Leaders agree to open direct phone line between them

South Korean President Moon Jae-In, left, and Chinese President Xi Jinping shake hands at the end of a signing ceremony at the Great Hall of the People in Beijing on Dec. 14.   © Reuters

SEOUL -- South Korean President Moon Jae-in and his Chinese counterpart Xi Jinping said Thursday that the North Korean nuclear crisis would be resolved through talks and negotiation rather than war.

The two leaders agreed that the two Koreas should be free of nuclear weapons and rejected the plan by the regime under North Korean leader Kim Jong Un to complete its nuclear arms and ballistic missile programs. Pyongyang said in November it successfully launched its advanced intercontinental ballistic missile which can target all of the U.S. mainland.

"The two leaders agreed on four principles for peace and stabilization on the Korean peninsula," said Yoon Young-chan, senior adviser to Moon in a televised press briefing. "First, not to accept war on the Korean peninsula. Second, to hold firmly to the denuclearization principle."

He said the third principle was to resolve all issues, including the denuclearization of North Korea, peacefully through negotiations. And finally, to improve relations between the two Koreas which will help solve problems on the peninsula.

Their agreements echoed those of U.S. State Secretary Rex Tillerson who said Tuesday that the administration was willing to talk with North Korea without preconditions, offering an olive branch to the isolated nation.

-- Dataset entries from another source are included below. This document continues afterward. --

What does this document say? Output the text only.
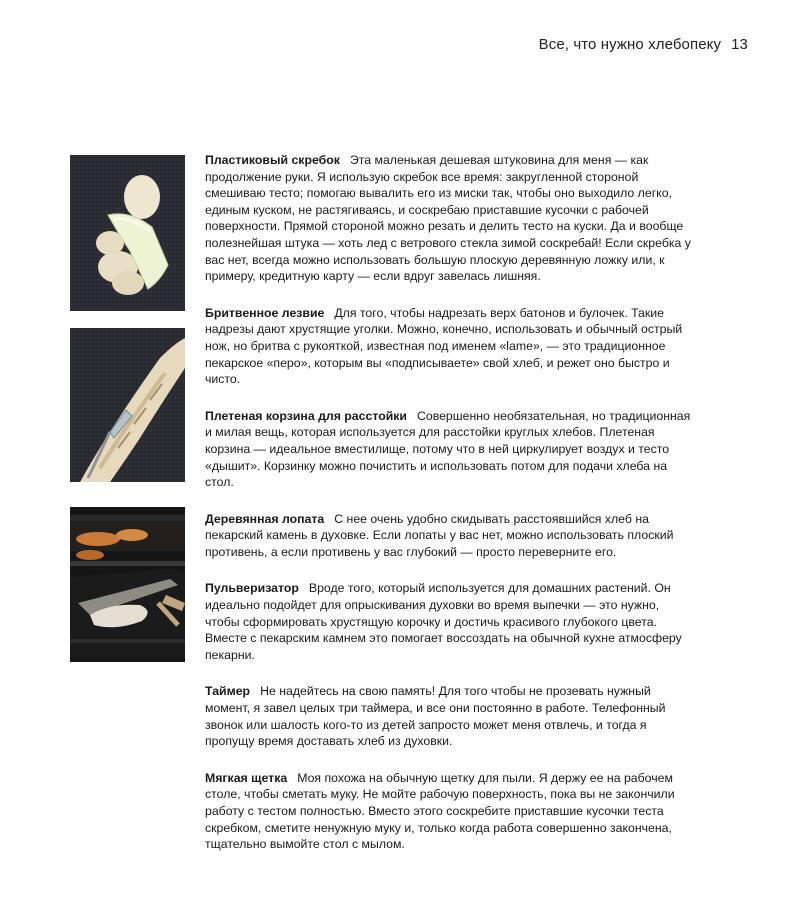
Все, что нужно хлебопеку 13

Пластиковый скребок Эта маленькая дешевая штуковина для меня — как продолжение руки. Я использую скребок все время: закругленной стороной смешиваю тесто; помогаю вывалить его из миски так, чтобы оно выходило легко, единым куском, не растягиваясь, и соскребаю приставшие кусочки с рабочей поверхности. Прямой стороной можно резать и делить тесто на куски. Да и вообще полезнейшая штука — хоть лед с ветрового стекла зимой соскребай! Если скребка у вас нет, всегда можно использовать большую плоскую деревянную ложку или, к примеру, кредитную карту — если вдруг завелась лишняя.

Бритвенное лезвие Для того, чтобы надрезать верх батонов и булочек. Такие надрезы дают хрустящие уголки. Можно, конечно, использовать и обычный острый нож, но бритва с рукояткой, известная под именем «lame», — это традиционное пекарское «перо», которым вы «подписываете» свой хлеб, и режет оно быстро и чисто.

Плетеная корзина для расстойки Совершенно необязательная, но традиционная и милая вещь, которая используется для расстойки круглых хлебов. Плетеная корзина — идеальное вместилище, потому что в ней циркулирует воздух и тесто «дышит». Корзинку можно почистить и использовать потом для подачи хлеба на стол.

Деревянная лопата С нее очень удобно скидывать расстоявшийся хлеб на пекарский камень в духовке. Если лопаты у вас нет, можно использовать плоский противень, а если противень у вас глубокий — просто переверните его.

Пульверизатор Вроде того, который используется для домашних растений. Он идеально подойдет для опрыскивания духовки во время выпечки — это нужно, чтобы сформировать хрустящую корочку и достичь красивого глубокого цвета. Вместе с пекарским камнем это помогает воссоздать на обычной кухне атмосферу пекарни.

Таймер Не надейтесь на свою память! Для того чтобы не прозевать нужный момент, я завел целых три таймера, и все они постоянно в работе. Телефонный звонок или шалость кого-то из детей запросто может меня отвлечь, и тогда я пропущу время доставать хлеб из духовки.

Мягкая щетка Моя похожа на обычную щетку для пыли. Я держу ее на рабочем столе, чтобы сметать муку. Не мойте рабочую поверхность, пока вы не закончили работу с тестом полностью. Вместо этого соскребите приставшие кусочки теста скребком, сметите ненужную муку и, только когда работа совершенно закончена, тщательно вымойте стол с мылом.
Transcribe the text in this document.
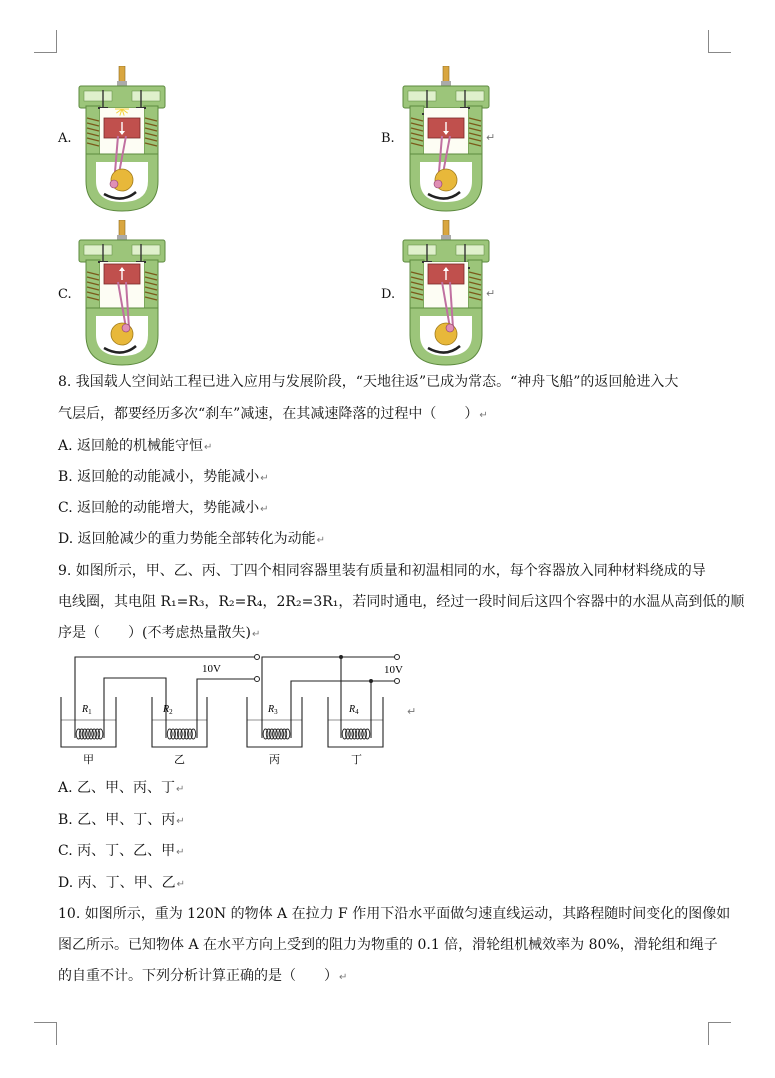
A.	B.
C.	D.
↵
↵
8. 我国载人空间站工程已进入应用与发展阶段，“天地往返”已成为常态。“神舟飞船”的返回舱进入大
气层后，都要经历多次“刹车”减速，在其减速降落的过程中（　　）↵
A. 返回舱的机械能守恒↵
B. 返回舱的动能减小，势能减小↵
C. 返回舱的动能增大，势能减小↵
D. 返回舱减少的重力势能全部转化为动能↵
9. 如图所示，甲、乙、丙、丁四个相同容器里装有质量和初温相同的水，每个容器放入同种材料绕成的导
电线圈，其电阻 R₁=R₃，R₂=R₄，2R₂=3R₁，若同时通电，经过一段时间后这四个容器中的水温从高到低的顺
序是（　　）(不考虑热量散失)↵
10V	10V
$R_1$	$R_2$	$R_3$	$R_4$
甲	乙	丙	丁
↵
A. 乙、甲、丙、丁↵
B. 乙、甲、丁、丙↵
C. 丙、丁、乙、甲↵
D. 丙、丁、甲、乙↵
10. 如图所示，重为 120N 的物体 A 在拉力 F 作用下沿水平面做匀速直线运动，其路程随时间变化的图像如
图乙所示。已知物体 A 在水平方向上受到的阻力为物重的 0.1 倍，滑轮组机械效率为 80%，滑轮组和绳子
的自重不计。下列分析计算正确的是（　　）↵
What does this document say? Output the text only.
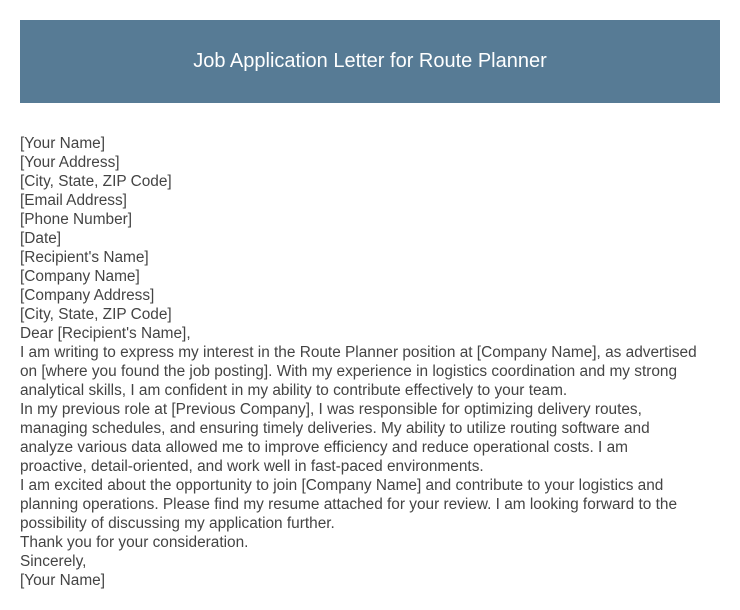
Job Application Letter for Route Planner
[Your Name]
[Your Address]
[City, State, ZIP Code]
[Email Address]
[Phone Number]
[Date]
[Recipient's Name]
[Company Name]
[Company Address]
[City, State, ZIP Code]
Dear [Recipient's Name],
I am writing to express my interest in the Route Planner position at [Company Name], as advertised
on [where you found the job posting]. With my experience in logistics coordination and my strong
analytical skills, I am confident in my ability to contribute effectively to your team.
In my previous role at [Previous Company], I was responsible for optimizing delivery routes,
managing schedules, and ensuring timely deliveries. My ability to utilize routing software and
analyze various data allowed me to improve efficiency and reduce operational costs. I am
proactive, detail-oriented, and work well in fast-paced environments.
I am excited about the opportunity to join [Company Name] and contribute to your logistics and
planning operations. Please find my resume attached for your review. I am looking forward to the
possibility of discussing my application further.
Thank you for your consideration.
Sincerely,
[Your Name]
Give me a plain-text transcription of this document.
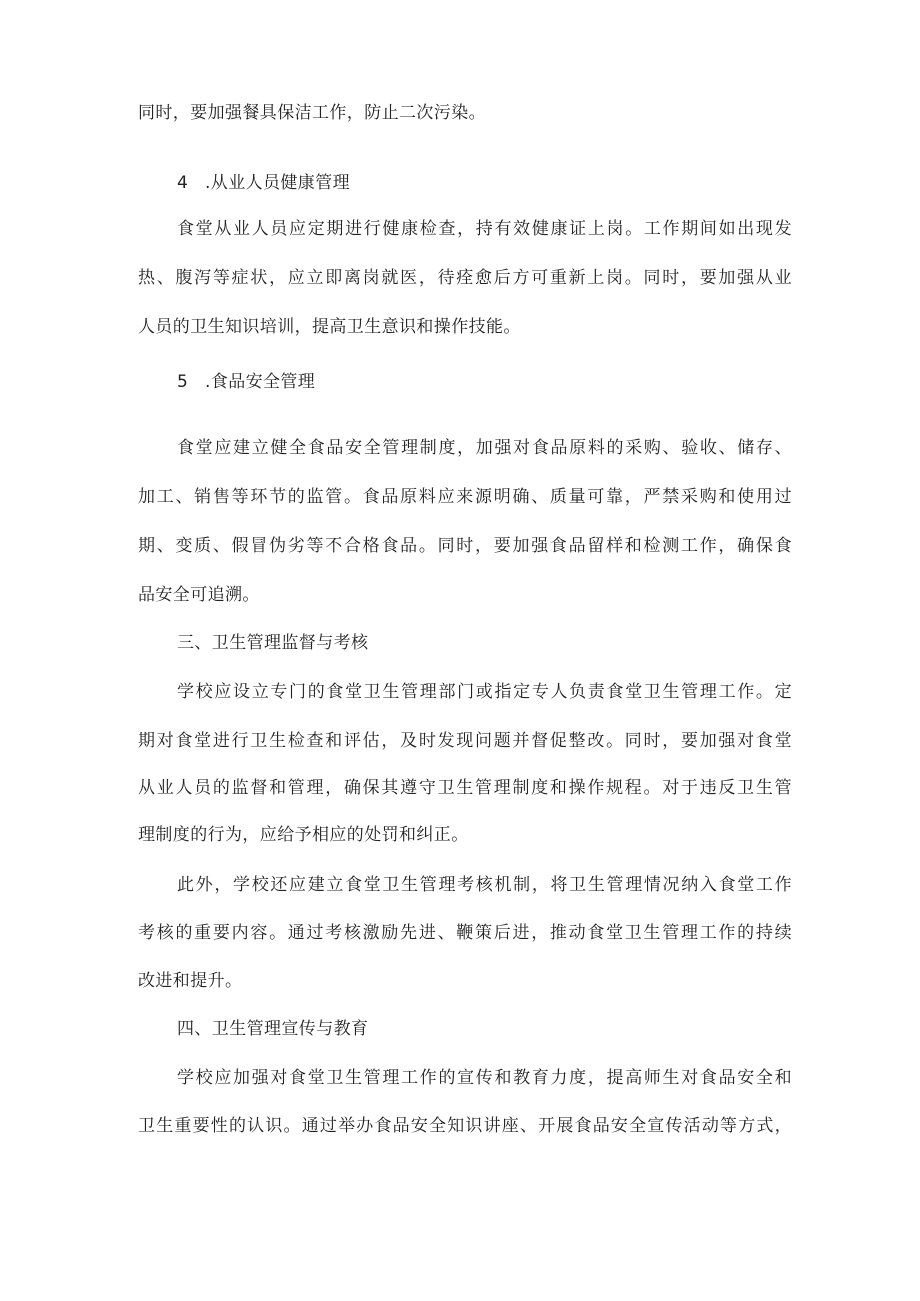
同时，要加强餐具保洁工作，防止二次污染。
4 .从业人员健康管理
食堂从业人员应定期进行健康检查，持有效健康证上岗。工作期间如出现发
热、腹泻等症状，应立即离岗就医，待痊愈后方可重新上岗。同时，要加强从业
人员的卫生知识培训，提高卫生意识和操作技能。
5 .食品安全管理
食堂应建立健全食品安全管理制度，加强对食品原料的采购、验收、储存、
加工、销售等环节的监管。食品原料应来源明确、质量可靠，严禁采购和使用过
期、变质、假冒伪劣等不合格食品。同时，要加强食品留样和检测工作，确保食
品安全可追溯。
三、卫生管理监督与考核
学校应设立专门的食堂卫生管理部门或指定专人负责食堂卫生管理工作。定
期对食堂进行卫生检查和评估，及时发现问题并督促整改。同时，要加强对食堂
从业人员的监督和管理，确保其遵守卫生管理制度和操作规程。对于违反卫生管
理制度的行为，应给予相应的处罚和纠正。
此外，学校还应建立食堂卫生管理考核机制，将卫生管理情况纳入食堂工作
考核的重要内容。通过考核激励先进、鞭策后进，推动食堂卫生管理工作的持续
改进和提升。
四、卫生管理宣传与教育
学校应加强对食堂卫生管理工作的宣传和教育力度，提高师生对食品安全和
卫生重要性的认识。通过举办食品安全知识讲座、开展食品安全宣传活动等方式，
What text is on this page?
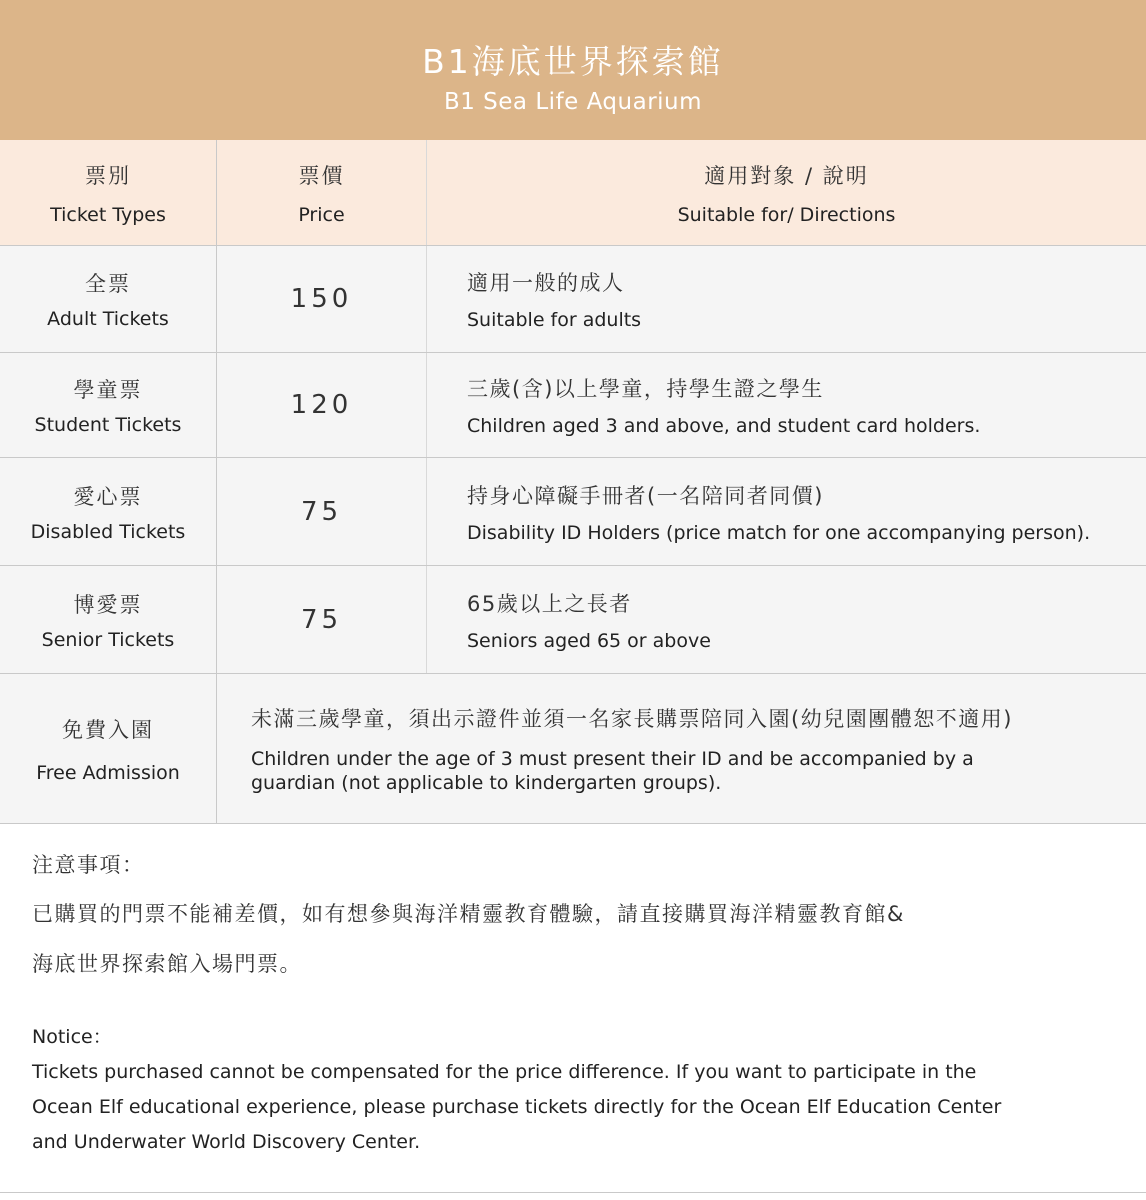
B1海底世界探索館
B1 Sea Life Aquarium
票別
Ticket Types
票價
Price
適用對象 / 說明
Suitable for/ Directions
全票
Adult Tickets
150
適用一般的成人
Suitable for adults
學童票
Student Tickets
120
三歲(含)以上學童，持學生證之學生
Children aged 3 and above, and student card holders.
愛心票
Disabled Tickets
75
持身心障礙手冊者(一名陪同者同價)
Disability ID Holders (price match for one accompanying person).
博愛票
Senior Tickets
75
65歲以上之長者
Seniors aged 65 or above
免費入園
Free Admission
未滿三歲學童，須出示證件並須一名家長購票陪同入園(幼兒園團體恕不適用)
Children under the age of 3 must present their ID and be accompanied by a
guardian (not applicable to kindergarten groups).
注意事項：
已購買的門票不能補差價，如有想參與海洋精靈教育體驗，請直接購買海洋精靈教育館&
海底世界探索館入場門票。
Notice：
Tickets purchased cannot be compensated for the price difference. If you want to participate in the
Ocean Elf educational experience, please purchase tickets directly for the Ocean Elf Education Center
and Underwater World Discovery Center.
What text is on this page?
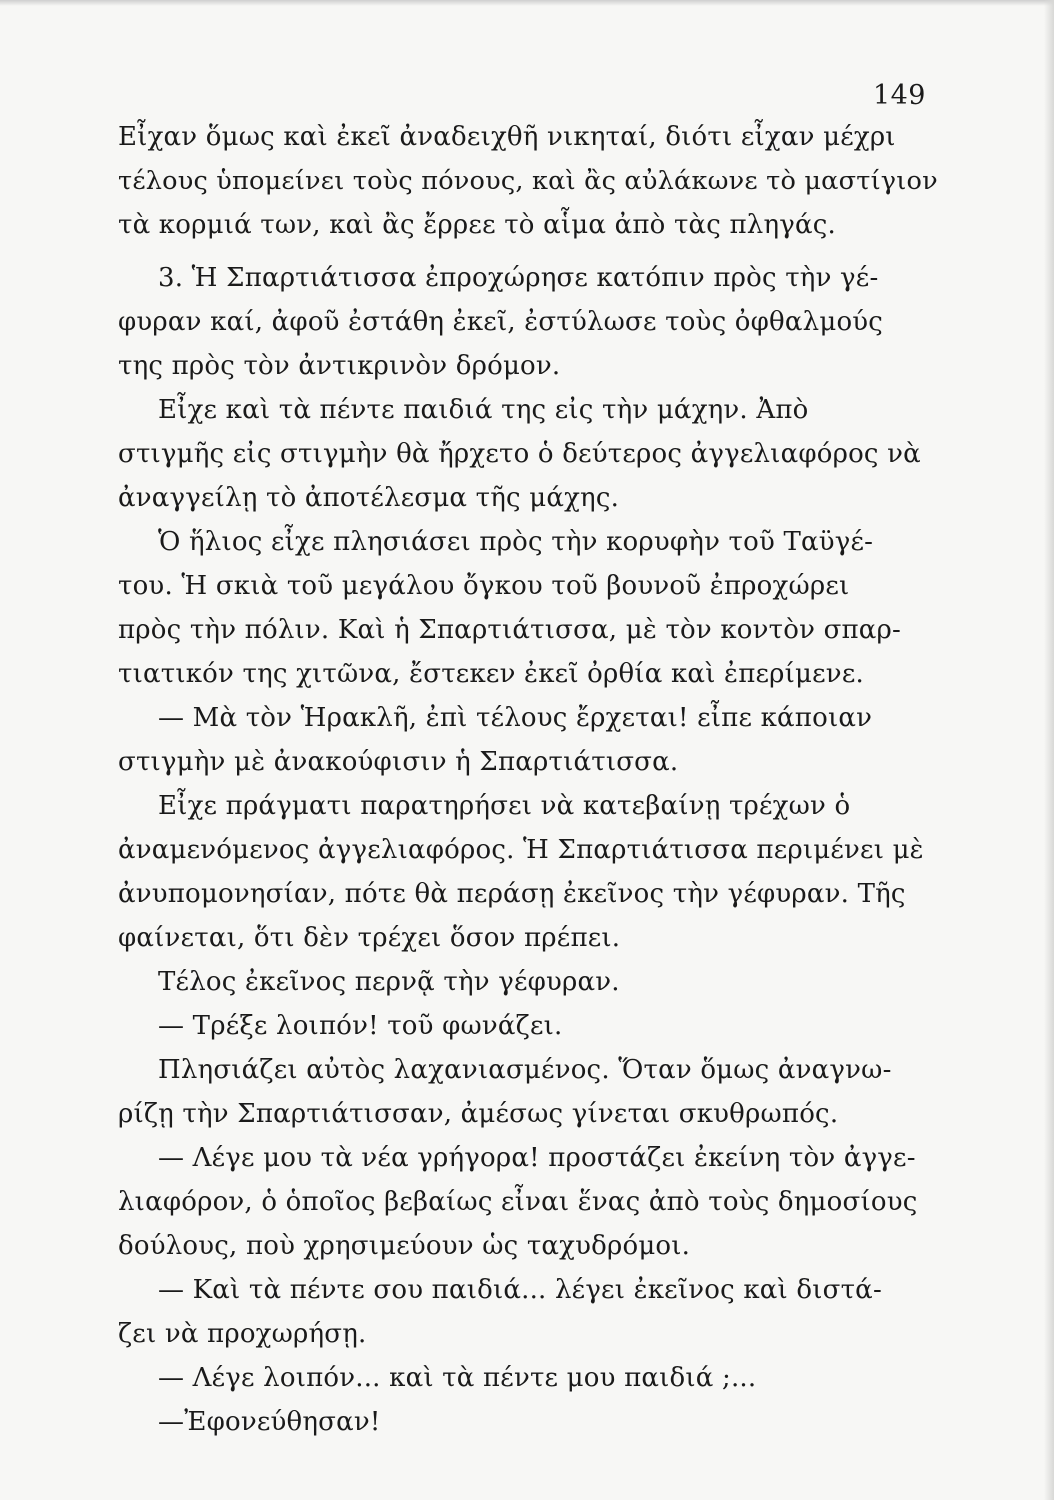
149
Εἶχαν ὅμως καὶ ἐκεῖ ἀναδειχθῆ νικηταί, διότι εἶχαν μέχρι
τέλους ὑπομείνει τοὺς πόνους, καὶ ἂς αὐλάκωνε τὸ μαστίγιον
τὰ κορμιά των, καὶ ἂς ἔρρεε τὸ αἷμα ἀπὸ τὰς πληγάς.
3. Ἡ Σπαρτιάτισσα ἐπροχώρησε κατόπιν πρὸς τὴν γέ-
φυραν καί, ἀφοῦ ἐστάθη ἐκεῖ, ἐστύλωσε τοὺς ὀφθαλμούς
της πρὸς τὸν ἀντικρινὸν δρόμον.
Εἶχε καὶ τὰ πέντε παιδιά της εἰς τὴν μάχην. Ἀπὸ
στιγμῆς εἰς στιγμὴν θὰ ἤρχετο ὁ δεύτερος ἀγγελιαφόρος νὰ
ἀναγγείλῃ τὸ ἀποτέλεσμα τῆς μάχης.
Ὁ ἥλιος εἶχε πλησιάσει πρὸς τὴν κορυφὴν τοῦ Ταϋγέ-
του. Ἡ σκιὰ τοῦ μεγάλου ὄγκου τοῦ βουνοῦ ἐπροχώρει
πρὸς τὴν πόλιν. Καὶ ἡ Σπαρτιάτισσα, μὲ τὸν κοντὸν σπαρ-
τιατικόν της χιτῶνα, ἔστεκεν ἐκεῖ ὀρθία καὶ ἐπερίμενε.
— Μὰ τὸν Ἡρακλῆ, ἐπὶ τέλους ἔρχεται! εἶπε κάποιαν
στιγμὴν μὲ ἀνακούφισιν ἡ Σπαρτιάτισσα.
Εἶχε πράγματι παρατηρήσει νὰ κατεβαίνῃ τρέχων ὁ
ἀναμενόμενος ἀγγελιαφόρος. Ἡ Σπαρτιάτισσα περιμένει μὲ
ἀνυπομονησίαν, πότε θὰ περάσῃ ἐκεῖνος τὴν γέφυραν. Τῆς
φαίνεται, ὅτι δὲν τρέχει ὅσον πρέπει.
Τέλος ἐκεῖνος περνᾷ τὴν γέφυραν.
— Τρέξε λοιπόν! τοῦ φωνάζει.
Πλησιάζει αὐτὸς λαχανιασμένος. Ὅταν ὅμως ἀναγνω-
ρίζῃ τὴν Σπαρτιάτισσαν, ἀμέσως γίνεται σκυθρωπός.
— Λέγε μου τὰ νέα γρήγορα! προστάζει ἐκείνη τὸν ἀγγε-
λιαφόρον, ὁ ὁποῖος βεβαίως εἶναι ἕνας ἀπὸ τοὺς δημοσίους
δούλους, ποὺ χρησιμεύουν ὡς ταχυδρόμοι.
— Καὶ τὰ πέντε σου παιδιά... λέγει ἐκεῖνος καὶ διστά-
ζει νὰ προχωρήσῃ.
— Λέγε λοιπόν... καὶ τὰ πέντε μου παιδιά ;...
—Ἐφονεύθησαν!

The Blue House said that Moon and Xi also agreed to open a emergency phone line between them, in part to mend the relationship soured by the deployment of a U.S. missile defense system in Seongju in March. The two countries have been at odds over the installation of the Terminal High Altitude Area Defense, or THAAD, as China has opposed it vehemently, saying that the system's radars could be used to monitor its military bases and other security facilities.

Even though the two leaders agreed on key issues, Moon's four-day state visit was not without incident. Two South Korean photo journalists were assaulted by Chinese guards earlier in the day while trying to cover Moon's attendance at a business meeting in Beijing. The South Korean government raised its concerns over the matter to the Chinese authorities and asked for appropriate actions to be against the perpetrators.

Also, Moon was greeted by a director-level officer, rather than a minister, upon his arrival at the airport on Wednesday.